On this early-September day, though, he looked no less healthy than he had back in March, lounging in a collapsible chair on the Walgreens property across South from their usual spot.

“There were some people up here acting crazy,” Lefty says, vaguely confirming Kenny’s explanation as he watches the cars go by. But “I’m back home.”

When “I told him I was comin’ back, he said, ‘Thank God!’” Lefty continues, laughing.

The idea of trying to get into a shelter comes up again, but as before, Lefty just waves it off. He says he survives better on the streets.

As for Kenny ...

More desperate than ever before

Back in August, while Lefty was on his hiatus, we had found Kenny camped out in the boldest place yet: Against the side of Arby’s during the lunch rush, in a spot that put him about even with the rear wheels of every vehicle that pulled up to the drive-thru window.

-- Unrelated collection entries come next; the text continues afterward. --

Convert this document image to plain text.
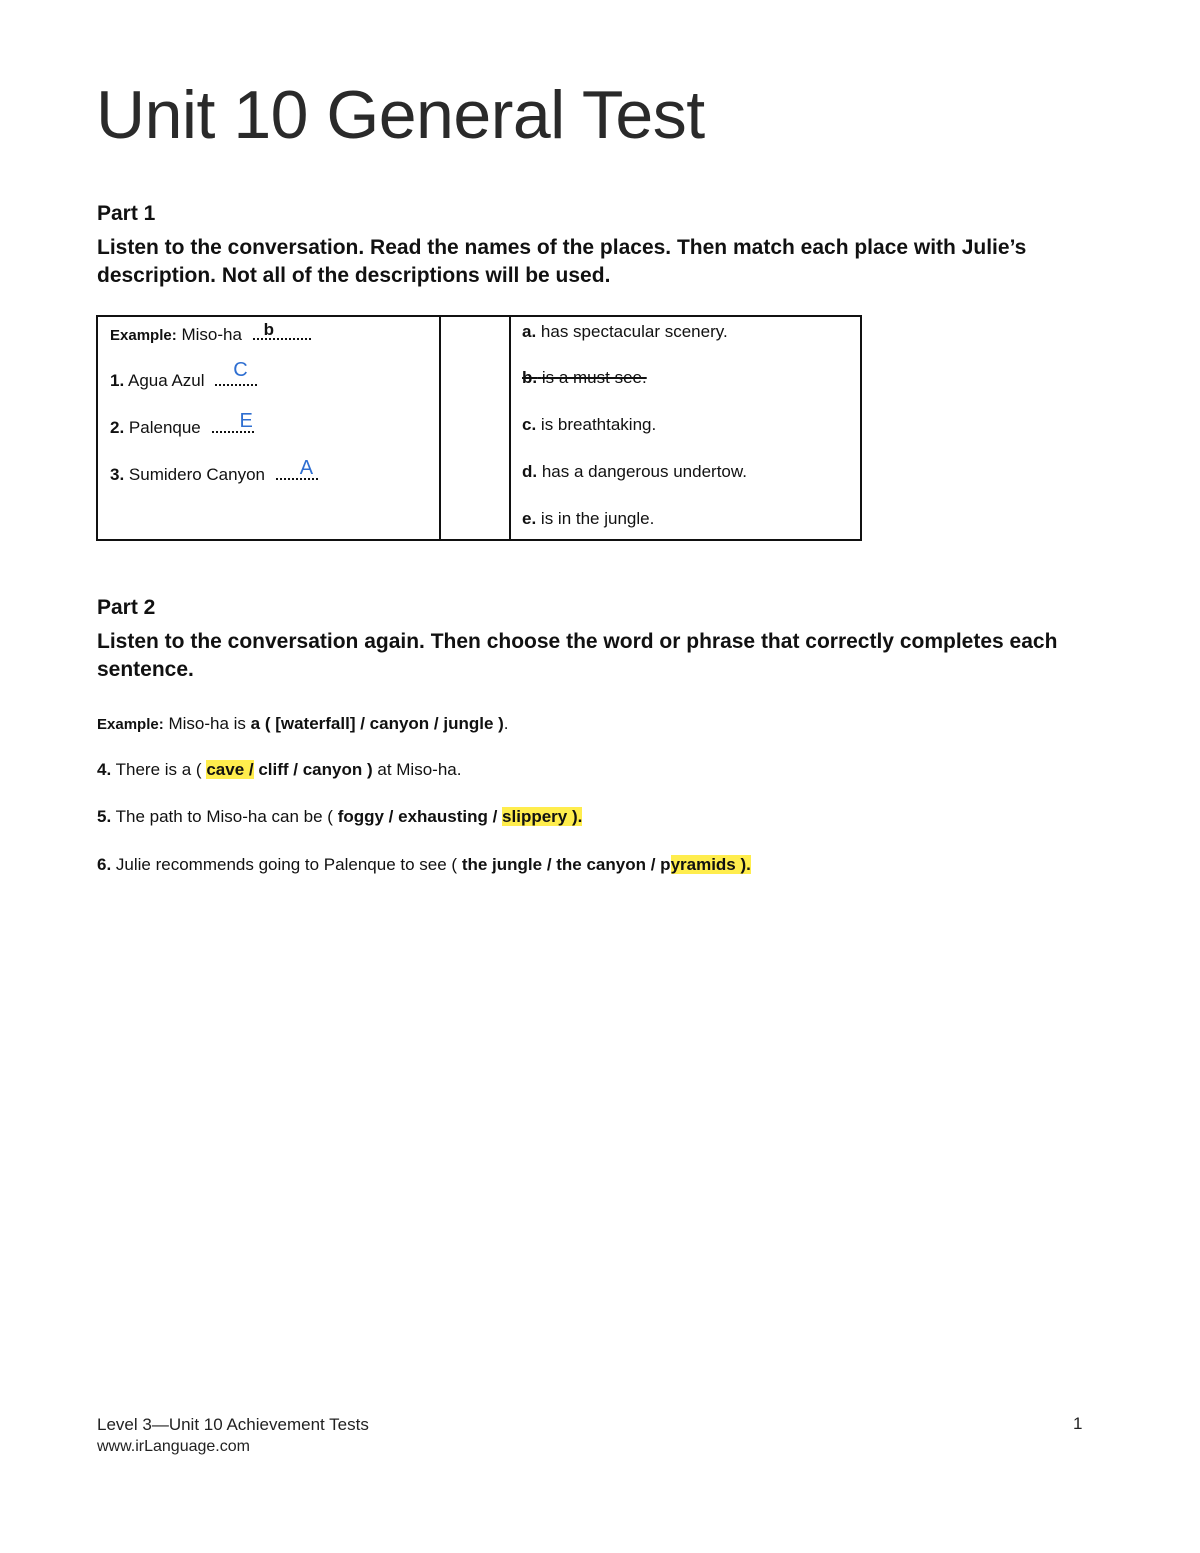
Unit 10 General Test
Part 1

Listen to the conversation. Read the names of the places. Then match each place with Julie’s description. Not all of the descriptions will be used.

Example: Miso-ha b
1. Agua Azul C
2. Palenque E
3. Sumidero Canyon A
a. has spectacular scenery.
b. is a must see.
c. is breathtaking.
d. has a dangerous undertow.
e. is in the jungle.
Part 2

Listen to the conversation again. Then choose the word or phrase that correctly completes each sentence.

Example: Miso-ha is a ( [waterfall] / canyon / jungle ).

4. There is a ( cave / cliff / canyon ) at Miso-ha.

5. The path to Miso-ha can be ( foggy / exhausting / slippery ).

6. Julie recommends going to Palenque to see ( the jungle / the canyon / pyramids ).

Level 3—Unit 10 Achievement Tests
www.irLanguage.com
1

It was raining, but just lightly. He rose to his feet and strode toward us.

“I need a couple of dollars, man, ’cause the rain, it’s stopping me,” he explained.

We offered to pay for whatever he wanted, and inside, he ordered a five-piece fish meal (apparently, there are limits on the number of free orders they’ll give him, after all).

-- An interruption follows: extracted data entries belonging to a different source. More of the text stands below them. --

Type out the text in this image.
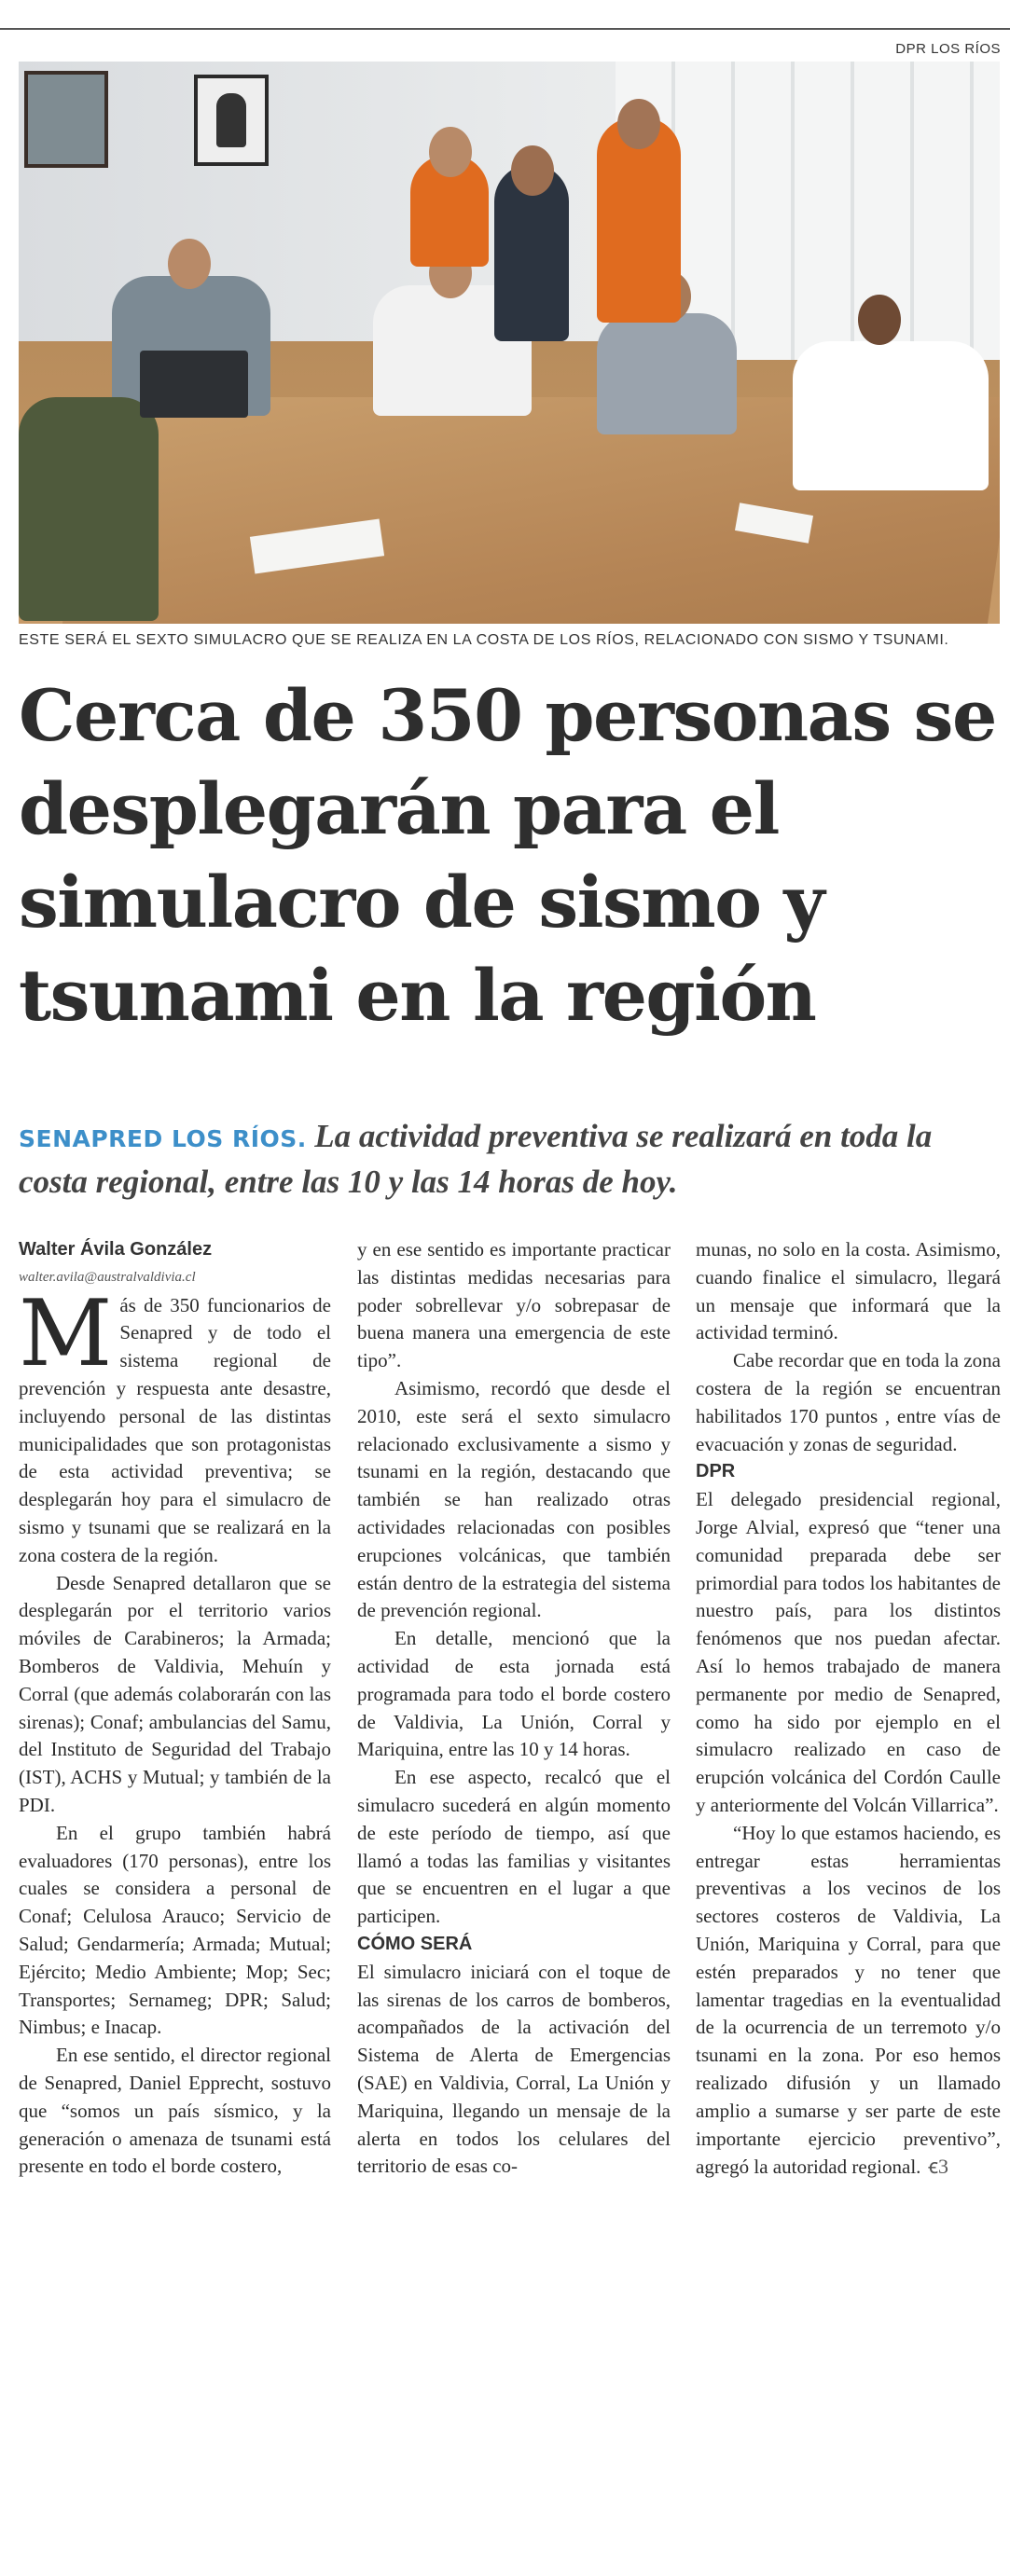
DPR LOS RÍOS
ESTE SERÁ EL SEXTO SIMULACRO QUE SE REALIZA EN LA COSTA DE LOS RÍOS, RELACIONADO CON SISMO Y TSUNAMI.
Cerca de 350 personas se desplegarán para el simulacro de sismo y tsunami en la región

SENAPRED LOS RÍOS. La actividad preventiva se realizará en toda la costa regional, entre las 10 y las 14 horas de hoy.

Walter Ávila González

walter.avila@australvaldivia.cl

Más de 350 funcionarios de Senapred y de todo el sistema regional de prevención y respuesta ante desastre, incluyendo personal de las distintas municipalidades que son protagonistas de esta actividad preventiva; se desplegarán hoy para el simulacro de sismo y tsunami que se realizará en la zona costera de la región.

Desde Senapred detallaron que se desplegarán por el territorio varios móviles de Carabineros; la Armada; Bomberos de Valdivia, Mehuín y Corral (que además colaborarán con las sirenas); Conaf; ambulancias del Samu, del Instituto de Seguridad del Trabajo (IST), ACHS y Mutual; y también de la PDI.

En el grupo también habrá evaluadores (170 personas), entre los cuales se considera a personal de Conaf; Celulosa Arauco; Servicio de Salud; Gendarmería; Armada; Mutual; Ejército; Medio Ambiente; Mop; Sec; Transportes; Sernameg; DPR; Salud; Nimbus; e Inacap.

En ese sentido, el director regional de Senapred, Daniel Epprecht, sostuvo que “somos un país sísmico, y la generación o amenaza de tsunami está presente en todo el borde costero,

y en ese sentido es importante practicar las distintas medidas necesarias para poder sobrellevar y/o sobrepasar de buena manera una emergencia de este tipo”.

Asimismo, recordó que desde el 2010, este será el sexto simulacro relacionado exclusivamente a sismo y tsunami en la región, destacando que también se han realizado otras actividades relacionadas con posibles erupciones volcánicas, que también están dentro de la estrategia del sistema de prevención regional.

En detalle, mencionó que la actividad de esta jornada está programada para todo el borde costero de Valdivia, La Unión, Corral y Mariquina, entre las 10 y 14 horas.

En ese aspecto, recalcó que el simulacro sucederá en algún momento de este período de tiempo, así que llamó a todas las familias y visitantes que se encuentren en el lugar a que participen.

CÓMO SERÁ

El simulacro iniciará con el toque de las sirenas de los carros de bomberos, acompañados de la activación del Sistema de Alerta de Emergencias (SAE) en Valdivia, Corral, La Unión y Mariquina, llegando un mensaje de la alerta en todos los celulares del territorio de esas co-

munas, no solo en la costa. Asimismo, cuando finalice el simulacro, llegará un mensaje que informará que la actividad terminó.

Cabe recordar que en toda la zona costera de la región se encuentran habilitados 170 puntos , entre vías de evacuación y zonas de seguridad.

DPR

El delegado presidencial regional, Jorge Alvial, expresó que “tener una comunidad preparada debe ser primordial para todos los habitantes de nuestro país, para los distintos fenómenos que nos puedan afectar. Así lo hemos trabajado de manera permanente por medio de Senapred, como ha sido por ejemplo en el simulacro realizado en caso de erupción volcánica del Cordón Caulle y anteriormente del Volcán Villarrica”.

“Hoy lo que estamos haciendo, es entregar estas herramientas preventivas a los vecinos de los sectores costeros de Valdivia, La Unión, Mariquina y Corral, para que estén preparados y no tener que lamentar tragedias en la eventualidad de la ocurrencia de un terremoto y/o tsunami en la zona. Por eso hemos realizado difusión y un llamado amplio a sumarse y ser parte de este importante ejercicio preventivo”, agregó la autoridad regional. ꞓ3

The subject of the job at the car wash came up. He said he still hadn’t started it yet. “Hopefully Saturday. If weather permits.”

He looked and sounded more desperate than ever before.

“I gotta move on,” he said. “Health is getting worse. I mean, I can’t keep on pushing it. You know what I’m saying? I can do better. Hopefully, this car wash thing works. If it don’t...”

His voice trailed off.

A minute later, an employee handed Kenny his bag of food. Kenny took it, headed back outside, sat down once again next to the drive-thru window under an awning that would keep his fish and French fries dry, and began to eat.

Kenny will turn 59 years old on Sept. 14.
Kenny will turn 59 years old on Sept. 14.